Vale, portanto, uma primeira aproximação ao problema. Mas esta,
destarte, se dará aqui apenas de modo expositivo e limitado, ou seja,
apenas de modo introdutório (o objetivo de presente escrito).
O assim chamado por Winfried Hassemer "Direito Penal clássico"(1) remota seus pilares fundamentais nos idos do século XVIII, apogeu dos ideais iluministas, momento em que homens como Montesquieu, Rousseau e Voltaire, dentre outros de não menor expressão, exercem elevada influência nas reformas do então vigente Direito Penal absolutista.
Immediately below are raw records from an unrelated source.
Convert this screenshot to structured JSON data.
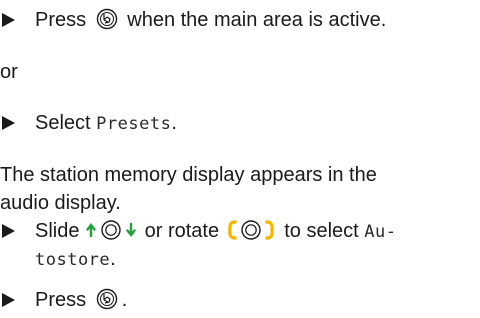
{
  "steps": {
    "step1_press": "Press",
    "step1_rest": "when the main area is active.",
    "or": "or",
    "step2_select": "Select",
    "step2_item": "Presets",
    "step2_end": ".",
    "paragraph_line1": "The station memory display appears in the",
    "paragraph_line2": "audio display.",
    "step3_slide": "Slide",
    "step3_or_rotate": "or rotate",
    "step3_to_select": "to select",
    "step3_item_part1": "Au-",
    "step3_item_part2": "tostore",
    "step3_end": ".",
    "step4_press": "Press",
    "step4_end": "."
  },
  "icons": {
    "press": "controller-press-icon",
    "slide": "controller-slide-icon",
    "rotate": "controller-rotate-icon"
  },
  "colors": {
    "text": "#1a1a1a",
    "slide_arrow": "#22a03a",
    "rotate_bracket": "#f5b800"
  }
}
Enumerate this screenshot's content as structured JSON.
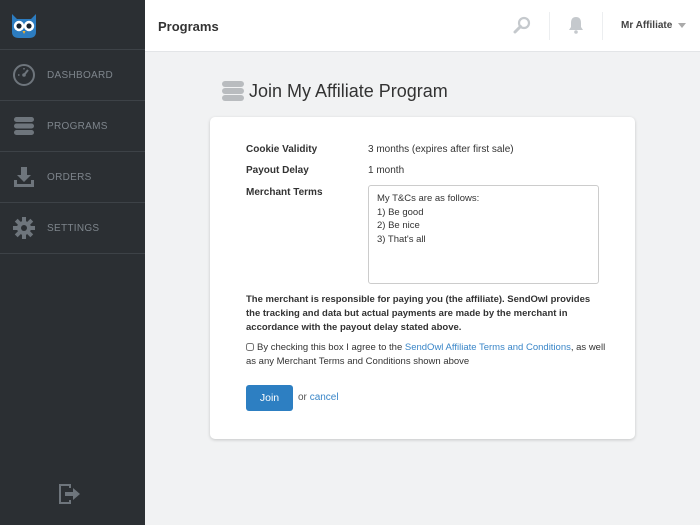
{
  "sidebar": {
    "items": [
      {
        "label": "DASHBOARD",
        "icon": "speedometer-icon"
      },
      {
        "label": "PROGRAMS",
        "icon": "database-stack-icon"
      },
      {
        "label": "ORDERS",
        "icon": "download-tray-icon"
      },
      {
        "label": "SETTINGS",
        "icon": "gear-icon"
      }
    ]
  },
  "header": {
    "title": "Programs",
    "user_name": "Mr Affiliate"
  },
  "main": {
    "heading": "Join My Affiliate Program",
    "cookie_label": "Cookie Validity",
    "cookie_value": "3 months (expires after first sale)",
    "payout_label": "Payout Delay",
    "payout_value": "1 month",
    "terms_label": "Merchant Terms",
    "terms_text": "My T&Cs are as follows:\n1) Be good\n2) Be nice\n3) That's all",
    "notice": "The merchant is responsible for paying you (the affiliate). SendOwl provides the tracking and data but actual payments are made by the merchant in accordance with the payout delay stated above.",
    "agree_prefix": "By checking this box I agree to the ",
    "agree_link": "SendOwl Affiliate Terms and Conditions",
    "agree_suffix": ", as well as any Merchant Terms and Conditions shown above",
    "join_label": "Join",
    "or_text": "or",
    "cancel_label": "cancel"
  },
  "colors": {
    "sidebar_bg": "#2b2f33",
    "accent": "#2d7fc2",
    "link": "#3a86c8",
    "page_bg": "#f1f2f3"
  }
}
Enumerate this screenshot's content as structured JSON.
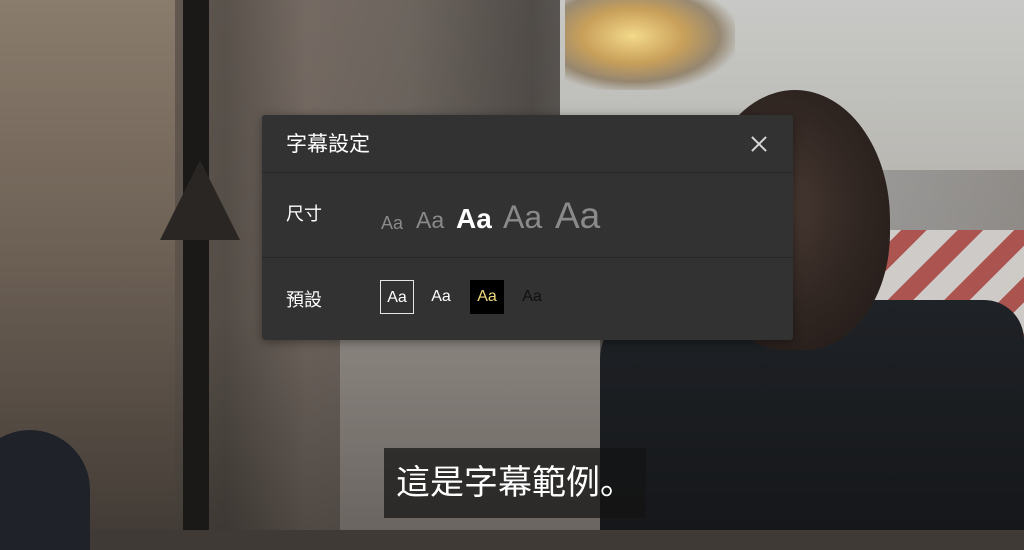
{
  "dialog": {
    "title": "字幕設定",
    "close_icon": "close-icon",
    "size_label": "尺寸",
    "size_options": [
      "Aa",
      "Aa",
      "Aa",
      "Aa",
      "Aa"
    ],
    "size_selected_index": 2,
    "preset_label": "預設",
    "preset_options": [
      "Aa",
      "Aa",
      "Aa",
      "Aa"
    ],
    "preset_selected_index": 0
  },
  "subtitle": {
    "text": "這是字幕範例。"
  },
  "colors": {
    "dialog_bg": "#323232",
    "preset_yellow_text": "#f0d97a"
  }
}
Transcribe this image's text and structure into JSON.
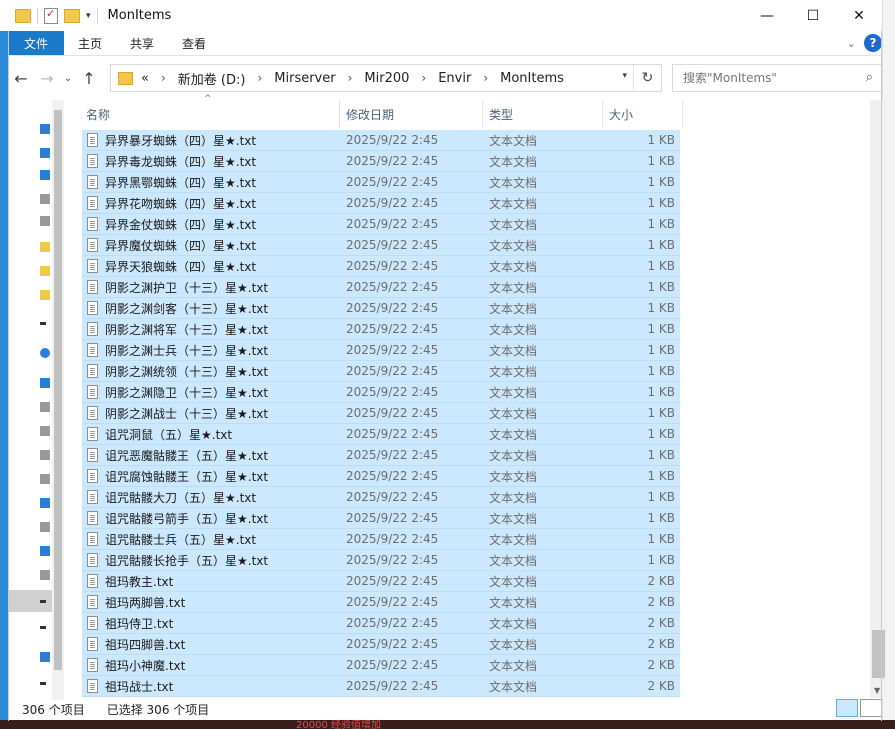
{
  "window": {
    "title": "MonItems",
    "controls": {
      "minimize": "—",
      "maximize": "☐",
      "close": "✕"
    }
  },
  "quick_access_toolbar": {
    "icons": [
      "folder-icon",
      "properties-icon",
      "new-folder-icon",
      "customize-dropdown-icon"
    ]
  },
  "ribbon": {
    "tabs": [
      {
        "label": "文件"
      },
      {
        "label": "主页"
      },
      {
        "label": "共享"
      },
      {
        "label": "查看"
      }
    ],
    "expand_icon": "chevron-down-icon",
    "help_label": "?"
  },
  "navigation": {
    "back_icon": "←",
    "forward_icon": "→",
    "recent_icon": "⌄",
    "up_icon": "↑"
  },
  "address_bar": {
    "overflow": "«",
    "crumbs": [
      "新加卷 (D:)",
      "Mirserver",
      "Mir200",
      "Envir",
      "MonItems"
    ],
    "separator": "›",
    "refresh_icon": "↻"
  },
  "search": {
    "placeholder": "搜索\"MonItems\"",
    "icon": "search-icon"
  },
  "columns": {
    "name": "名称",
    "date": "修改日期",
    "type": "类型",
    "size": "大小"
  },
  "files": [
    {
      "name": "异界暴牙蜘蛛（四）星★.txt",
      "date": "2025/9/22 2:45",
      "type": "文本文档",
      "size": "1 KB"
    },
    {
      "name": "异界毒龙蜘蛛（四）星★.txt",
      "date": "2025/9/22 2:45",
      "type": "文本文档",
      "size": "1 KB"
    },
    {
      "name": "异界黑鄂蜘蛛（四）星★.txt",
      "date": "2025/9/22 2:45",
      "type": "文本文档",
      "size": "1 KB"
    },
    {
      "name": "异界花吻蜘蛛（四）星★.txt",
      "date": "2025/9/22 2:45",
      "type": "文本文档",
      "size": "1 KB"
    },
    {
      "name": "异界金仗蜘蛛（四）星★.txt",
      "date": "2025/9/22 2:45",
      "type": "文本文档",
      "size": "1 KB"
    },
    {
      "name": "异界魔仗蜘蛛（四）星★.txt",
      "date": "2025/9/22 2:45",
      "type": "文本文档",
      "size": "1 KB"
    },
    {
      "name": "异界天狼蜘蛛（四）星★.txt",
      "date": "2025/9/22 2:45",
      "type": "文本文档",
      "size": "1 KB"
    },
    {
      "name": "阴影之渊护卫（十三）星★.txt",
      "date": "2025/9/22 2:45",
      "type": "文本文档",
      "size": "1 KB"
    },
    {
      "name": "阴影之渊剑客（十三）星★.txt",
      "date": "2025/9/22 2:45",
      "type": "文本文档",
      "size": "1 KB"
    },
    {
      "name": "阴影之渊将军（十三）星★.txt",
      "date": "2025/9/22 2:45",
      "type": "文本文档",
      "size": "1 KB"
    },
    {
      "name": "阴影之渊士兵（十三）星★.txt",
      "date": "2025/9/22 2:45",
      "type": "文本文档",
      "size": "1 KB"
    },
    {
      "name": "阴影之渊统领（十三）星★.txt",
      "date": "2025/9/22 2:45",
      "type": "文本文档",
      "size": "1 KB"
    },
    {
      "name": "阴影之渊隐卫（十三）星★.txt",
      "date": "2025/9/22 2:45",
      "type": "文本文档",
      "size": "1 KB"
    },
    {
      "name": "阴影之渊战士（十三）星★.txt",
      "date": "2025/9/22 2:45",
      "type": "文本文档",
      "size": "1 KB"
    },
    {
      "name": "诅咒洞鼠（五）星★.txt",
      "date": "2025/9/22 2:45",
      "type": "文本文档",
      "size": "1 KB"
    },
    {
      "name": "诅咒恶魔骷髅王（五）星★.txt",
      "date": "2025/9/22 2:45",
      "type": "文本文档",
      "size": "1 KB"
    },
    {
      "name": "诅咒腐蚀骷髅王（五）星★.txt",
      "date": "2025/9/22 2:45",
      "type": "文本文档",
      "size": "1 KB"
    },
    {
      "name": "诅咒骷髅大刀（五）星★.txt",
      "date": "2025/9/22 2:45",
      "type": "文本文档",
      "size": "1 KB"
    },
    {
      "name": "诅咒骷髅弓箭手（五）星★.txt",
      "date": "2025/9/22 2:45",
      "type": "文本文档",
      "size": "1 KB"
    },
    {
      "name": "诅咒骷髅士兵（五）星★.txt",
      "date": "2025/9/22 2:45",
      "type": "文本文档",
      "size": "1 KB"
    },
    {
      "name": "诅咒骷髅长抢手（五）星★.txt",
      "date": "2025/9/22 2:45",
      "type": "文本文档",
      "size": "1 KB"
    },
    {
      "name": "祖玛教主.txt",
      "date": "2025/9/22 2:45",
      "type": "文本文档",
      "size": "2 KB"
    },
    {
      "name": "祖玛两脚兽.txt",
      "date": "2025/9/22 2:45",
      "type": "文本文档",
      "size": "2 KB"
    },
    {
      "name": "祖玛侍卫.txt",
      "date": "2025/9/22 2:45",
      "type": "文本文档",
      "size": "2 KB"
    },
    {
      "name": "祖玛四脚兽.txt",
      "date": "2025/9/22 2:45",
      "type": "文本文档",
      "size": "2 KB"
    },
    {
      "name": "祖玛小神魔.txt",
      "date": "2025/9/22 2:45",
      "type": "文本文档",
      "size": "2 KB"
    },
    {
      "name": "祖玛战士.txt",
      "date": "2025/9/22 2:45",
      "type": "文本文档",
      "size": "2 KB"
    }
  ],
  "status": {
    "item_count": "306 个项目",
    "selected": "已选择 306 个项目"
  },
  "colors": {
    "accent": "#1979ca",
    "selection": "#cce8ff",
    "header_text": "#4c607a"
  },
  "background": {
    "bottom_text": "20000 经验值增加"
  }
}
Reclamava-se independência do Poder Judiciário, liberdade política, igualdade entre os cidadãos e uma completa renovação dos costumes judiciários e das práticas dos Tribunais.
Neste clima, no ano de 1764, o Marques de Beccaria publica em Milão o opúsculo Dei Delitti e delle pene, obra que assenta as primeiras bases fundamentais (e científicas) do Direito Penal. Beccaria parte da idéia do contrato social rousseauniano e afirma princípios indissolúveis para que se assegurasse o respeito à personalidade humana. Assim, como forma de oposição à arbitrariedade dos Tribunais absolutistas, defendia a conveniência de leis penais claras e precisas, que sequer o julgador as poderia interpretar. Combatia a pena de morte, a tortura e o processo inquisitório. Pugnava pela aplicação de penas certas, moderadas e proporcionais ao dano causado pelo fato criminoso. Afirmava o fim exclusivamente preventivo da pena.
Mais tarde, a influência da obra garantista de Beccaria na revolução francesa, faz surgir a Declaração dos Direitos do Homem e do Cidadão e os Códigos Penais de 1791 e 1810. Estes Códigos, desde então, passam a exercer influência nas legislações penais de inúmeros países(2).
O arcabouço axiológico jurídico-penal se firma então em princípios e pressupostos como a legalidade, a razoabilidade, a proporcionalidade, a necessidade, a subsidiariedade, a fragmentariedade, a ultima ratio, a lesividade, a ofensividade, a dignidade, a causalidade, a culpabilidade, a pessoalidade, o bem jurídico, tipicidade, dentre outros. E a partir de então, a dogmática inicia o aprimoramento sistemático da Ciência Penal. No Brasil, o Direito Penal vivencia a influência da escola tecnicista italiana, notadamente de Arturo Rocco, e, em 1940, positiva o Código Penal.
Na Alemanha e em grande parte da Europa continental é vivenciado o longo embate científico travado entre Causalistas e Finalistas. Buscava-se comprovar que a sistemática de sua respectiva teoria se sobressairia frente à outra, porque melhor esclareceria as problemáticas internas da Ciência Penal. Neste cenário de discussões de problemas sistemáticos, mormente, internos da Ciência Penal, a Dogmática penal chega aos anos 60, quando então começa a se ocupar da Política Criminal, todavia, ainda de maneira singela. E assim, voltada quase que exclusivamente a problemas internos de sua sistemática, chega a Ciência jurídico-penal aos anos 80.